We design SMA wire products.

Shape memory alloy wires (SMA) or “muscle wires” are known to produce motion with the highest force-to-weight ratio of any known actuator. But they are also notoriously difficult to control outside of very slow actuation speeds because the wires are easily overheated: destroying the ‘memory’.

SMA wire is ideal for electrical actuation because it is ‘resistive.’ That is, it obeys Ohm’s law: V=I*R, where V is the input voltage, I is the required current, and R is the wire resistance. But how long does it take to actuate at a given voltage? How much power do I need to provide, and for how long? How long can I energize the wire so that it contracts fully, but does not overheat?

Common SMA Actuation Questions:

How much current will it draw if my application requires a 9-volt battery, and I need 0.2″ of stroke with 1 pound of force?

What wire diameter, length, and voltage do I need to provide 0.125″ of stroke in 0.150 seconds, and to be ready to actuate again in 5 seconds?

How many cycles will I get from a 3.7 volt 200mA-hr lithium-ion cell?

How will my SMA actuator perform in low ambient temperature conditions? Does it require more time to energize? Can I still use a 6-volt power supply if the device needs to operate at 0˚C? How warm can the ambient temperature be?

I don’t need a million cycles, so how much force can I get out of my actuator if I only need it to operate 100 times?

The Answer:

Over the past 18 years, we have developed and exhaustively proven a highly sophisticated model that we use to predict every single aspect of SMA behavior: allowing us to quickly hone in on certain design parameters, while holding others fixed.

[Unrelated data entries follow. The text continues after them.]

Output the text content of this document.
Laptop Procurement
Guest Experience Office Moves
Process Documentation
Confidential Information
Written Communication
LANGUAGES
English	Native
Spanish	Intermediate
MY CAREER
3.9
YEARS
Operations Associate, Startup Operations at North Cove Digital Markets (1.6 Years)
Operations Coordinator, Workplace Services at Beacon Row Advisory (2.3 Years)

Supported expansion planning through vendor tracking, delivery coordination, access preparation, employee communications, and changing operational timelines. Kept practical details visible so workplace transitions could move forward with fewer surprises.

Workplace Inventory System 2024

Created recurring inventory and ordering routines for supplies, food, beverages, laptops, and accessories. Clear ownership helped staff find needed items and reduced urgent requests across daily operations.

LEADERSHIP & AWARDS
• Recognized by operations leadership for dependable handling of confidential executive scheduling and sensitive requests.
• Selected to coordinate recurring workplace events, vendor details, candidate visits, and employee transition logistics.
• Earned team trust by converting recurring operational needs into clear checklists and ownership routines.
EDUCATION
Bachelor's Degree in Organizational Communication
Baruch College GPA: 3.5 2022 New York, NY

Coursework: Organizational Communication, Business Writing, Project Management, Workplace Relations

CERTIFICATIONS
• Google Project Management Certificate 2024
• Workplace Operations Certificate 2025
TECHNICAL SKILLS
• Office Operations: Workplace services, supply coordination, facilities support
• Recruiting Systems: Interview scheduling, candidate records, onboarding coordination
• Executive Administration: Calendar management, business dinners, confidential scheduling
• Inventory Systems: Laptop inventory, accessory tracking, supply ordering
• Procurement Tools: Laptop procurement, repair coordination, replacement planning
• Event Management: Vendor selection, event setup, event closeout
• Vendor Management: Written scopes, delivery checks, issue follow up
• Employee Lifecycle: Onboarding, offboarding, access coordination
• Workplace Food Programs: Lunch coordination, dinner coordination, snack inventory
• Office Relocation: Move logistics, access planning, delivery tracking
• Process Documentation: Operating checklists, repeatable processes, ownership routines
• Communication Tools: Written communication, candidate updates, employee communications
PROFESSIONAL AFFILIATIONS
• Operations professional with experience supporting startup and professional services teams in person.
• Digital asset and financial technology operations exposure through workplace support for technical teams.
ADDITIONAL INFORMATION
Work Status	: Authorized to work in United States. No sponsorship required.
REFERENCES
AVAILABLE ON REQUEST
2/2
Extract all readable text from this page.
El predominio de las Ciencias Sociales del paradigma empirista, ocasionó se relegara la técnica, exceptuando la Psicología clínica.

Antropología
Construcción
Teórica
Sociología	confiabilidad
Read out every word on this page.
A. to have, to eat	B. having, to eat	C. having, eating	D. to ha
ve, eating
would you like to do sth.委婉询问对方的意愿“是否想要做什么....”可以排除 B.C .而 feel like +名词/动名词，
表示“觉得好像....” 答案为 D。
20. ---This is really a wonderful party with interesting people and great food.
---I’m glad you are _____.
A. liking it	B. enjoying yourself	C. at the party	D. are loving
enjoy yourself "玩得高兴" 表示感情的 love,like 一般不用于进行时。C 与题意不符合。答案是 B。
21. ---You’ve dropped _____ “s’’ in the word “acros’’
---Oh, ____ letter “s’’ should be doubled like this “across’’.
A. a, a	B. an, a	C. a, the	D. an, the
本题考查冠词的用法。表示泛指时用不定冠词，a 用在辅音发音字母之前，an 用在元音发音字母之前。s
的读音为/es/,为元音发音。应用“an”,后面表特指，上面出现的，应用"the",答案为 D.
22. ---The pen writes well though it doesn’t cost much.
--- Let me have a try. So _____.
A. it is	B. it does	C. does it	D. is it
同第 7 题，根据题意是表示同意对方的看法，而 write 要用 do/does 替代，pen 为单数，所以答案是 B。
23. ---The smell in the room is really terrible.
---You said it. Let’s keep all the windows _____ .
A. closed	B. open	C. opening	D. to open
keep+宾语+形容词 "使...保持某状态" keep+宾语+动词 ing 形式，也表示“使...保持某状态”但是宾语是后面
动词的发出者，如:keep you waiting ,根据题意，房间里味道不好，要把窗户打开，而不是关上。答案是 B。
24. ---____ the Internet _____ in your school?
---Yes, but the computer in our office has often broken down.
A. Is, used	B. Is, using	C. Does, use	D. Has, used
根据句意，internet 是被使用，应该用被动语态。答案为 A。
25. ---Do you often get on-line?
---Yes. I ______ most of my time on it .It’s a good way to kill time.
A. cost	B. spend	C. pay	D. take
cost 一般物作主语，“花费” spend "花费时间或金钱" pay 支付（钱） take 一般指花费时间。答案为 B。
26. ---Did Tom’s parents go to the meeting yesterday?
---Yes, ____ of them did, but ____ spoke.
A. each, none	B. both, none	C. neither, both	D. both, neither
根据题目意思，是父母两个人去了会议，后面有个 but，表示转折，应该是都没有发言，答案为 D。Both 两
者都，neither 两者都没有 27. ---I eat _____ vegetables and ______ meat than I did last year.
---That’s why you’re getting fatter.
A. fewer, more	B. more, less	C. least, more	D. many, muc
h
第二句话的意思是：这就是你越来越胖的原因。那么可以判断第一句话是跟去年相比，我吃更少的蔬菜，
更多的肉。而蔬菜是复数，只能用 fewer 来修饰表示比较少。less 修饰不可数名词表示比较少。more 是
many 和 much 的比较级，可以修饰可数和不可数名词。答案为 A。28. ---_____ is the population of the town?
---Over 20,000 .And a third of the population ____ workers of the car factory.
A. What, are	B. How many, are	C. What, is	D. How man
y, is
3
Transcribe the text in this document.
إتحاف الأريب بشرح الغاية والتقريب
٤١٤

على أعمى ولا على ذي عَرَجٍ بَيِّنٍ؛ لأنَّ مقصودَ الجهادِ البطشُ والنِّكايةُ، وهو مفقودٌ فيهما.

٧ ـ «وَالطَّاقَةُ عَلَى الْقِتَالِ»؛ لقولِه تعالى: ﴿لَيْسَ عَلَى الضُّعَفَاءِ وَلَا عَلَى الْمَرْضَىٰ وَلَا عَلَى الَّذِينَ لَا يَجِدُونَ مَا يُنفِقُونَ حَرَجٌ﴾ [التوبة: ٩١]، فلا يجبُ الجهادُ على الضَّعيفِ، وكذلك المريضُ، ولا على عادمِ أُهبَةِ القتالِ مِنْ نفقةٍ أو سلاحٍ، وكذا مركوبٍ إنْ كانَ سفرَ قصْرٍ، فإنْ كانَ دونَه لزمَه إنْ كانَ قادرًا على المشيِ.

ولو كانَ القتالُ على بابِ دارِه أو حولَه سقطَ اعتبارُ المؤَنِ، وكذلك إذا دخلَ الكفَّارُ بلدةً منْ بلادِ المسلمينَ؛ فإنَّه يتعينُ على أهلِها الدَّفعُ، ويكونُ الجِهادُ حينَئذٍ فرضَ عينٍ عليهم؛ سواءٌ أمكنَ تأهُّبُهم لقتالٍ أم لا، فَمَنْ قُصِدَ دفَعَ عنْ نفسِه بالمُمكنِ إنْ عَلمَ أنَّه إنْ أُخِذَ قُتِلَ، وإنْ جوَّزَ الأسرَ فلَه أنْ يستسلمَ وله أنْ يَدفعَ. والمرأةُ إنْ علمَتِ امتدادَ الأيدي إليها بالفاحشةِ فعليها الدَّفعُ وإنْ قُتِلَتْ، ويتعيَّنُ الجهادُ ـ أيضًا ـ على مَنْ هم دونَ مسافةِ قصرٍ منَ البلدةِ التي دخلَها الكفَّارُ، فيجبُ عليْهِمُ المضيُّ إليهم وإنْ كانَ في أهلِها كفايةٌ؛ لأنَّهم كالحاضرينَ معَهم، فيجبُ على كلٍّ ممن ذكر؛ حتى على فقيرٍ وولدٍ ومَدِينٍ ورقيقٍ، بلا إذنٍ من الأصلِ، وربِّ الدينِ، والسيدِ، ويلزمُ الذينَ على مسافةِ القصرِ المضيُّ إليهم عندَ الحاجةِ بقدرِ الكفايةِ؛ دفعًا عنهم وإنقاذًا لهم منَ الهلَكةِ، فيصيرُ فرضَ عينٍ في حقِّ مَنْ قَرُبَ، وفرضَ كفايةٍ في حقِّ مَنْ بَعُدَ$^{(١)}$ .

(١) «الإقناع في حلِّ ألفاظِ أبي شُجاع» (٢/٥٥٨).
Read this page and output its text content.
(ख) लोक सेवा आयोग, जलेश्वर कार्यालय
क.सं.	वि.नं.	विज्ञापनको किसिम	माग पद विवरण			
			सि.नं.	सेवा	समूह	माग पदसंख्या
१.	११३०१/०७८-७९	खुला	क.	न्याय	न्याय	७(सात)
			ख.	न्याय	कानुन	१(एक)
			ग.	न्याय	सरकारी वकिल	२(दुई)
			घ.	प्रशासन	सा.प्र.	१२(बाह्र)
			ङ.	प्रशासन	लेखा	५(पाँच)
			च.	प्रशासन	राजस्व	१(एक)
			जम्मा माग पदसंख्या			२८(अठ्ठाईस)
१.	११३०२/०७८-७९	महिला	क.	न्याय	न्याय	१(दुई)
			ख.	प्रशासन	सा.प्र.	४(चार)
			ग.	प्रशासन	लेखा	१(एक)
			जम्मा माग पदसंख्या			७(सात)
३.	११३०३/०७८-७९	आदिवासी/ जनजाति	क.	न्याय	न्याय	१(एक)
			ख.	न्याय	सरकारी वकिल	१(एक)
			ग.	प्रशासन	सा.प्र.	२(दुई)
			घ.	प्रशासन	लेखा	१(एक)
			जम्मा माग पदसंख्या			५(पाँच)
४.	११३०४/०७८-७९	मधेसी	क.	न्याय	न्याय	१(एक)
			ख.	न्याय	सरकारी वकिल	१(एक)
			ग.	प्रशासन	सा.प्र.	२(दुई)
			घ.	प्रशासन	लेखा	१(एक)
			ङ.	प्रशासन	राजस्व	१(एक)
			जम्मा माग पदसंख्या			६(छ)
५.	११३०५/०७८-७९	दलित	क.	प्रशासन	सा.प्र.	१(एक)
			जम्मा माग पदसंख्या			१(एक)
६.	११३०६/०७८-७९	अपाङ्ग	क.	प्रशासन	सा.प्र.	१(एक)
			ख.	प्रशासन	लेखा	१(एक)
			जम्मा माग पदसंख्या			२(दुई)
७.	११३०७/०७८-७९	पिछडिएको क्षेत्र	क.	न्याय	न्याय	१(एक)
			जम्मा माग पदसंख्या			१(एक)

Given a desired stroke and force, or desired operating speed or voltage, we can predict all other aspects of the actuation.

Some type of stroke or force amplifying leverage may be suggested if hard requirements exist for one or the other design parameters.

In other cases, longer wire sections may be required to meet speed or voltage requirements.

There are complex space and volume constraints for every actuator design, in addition to the more common force, stroke, or voltage requirements.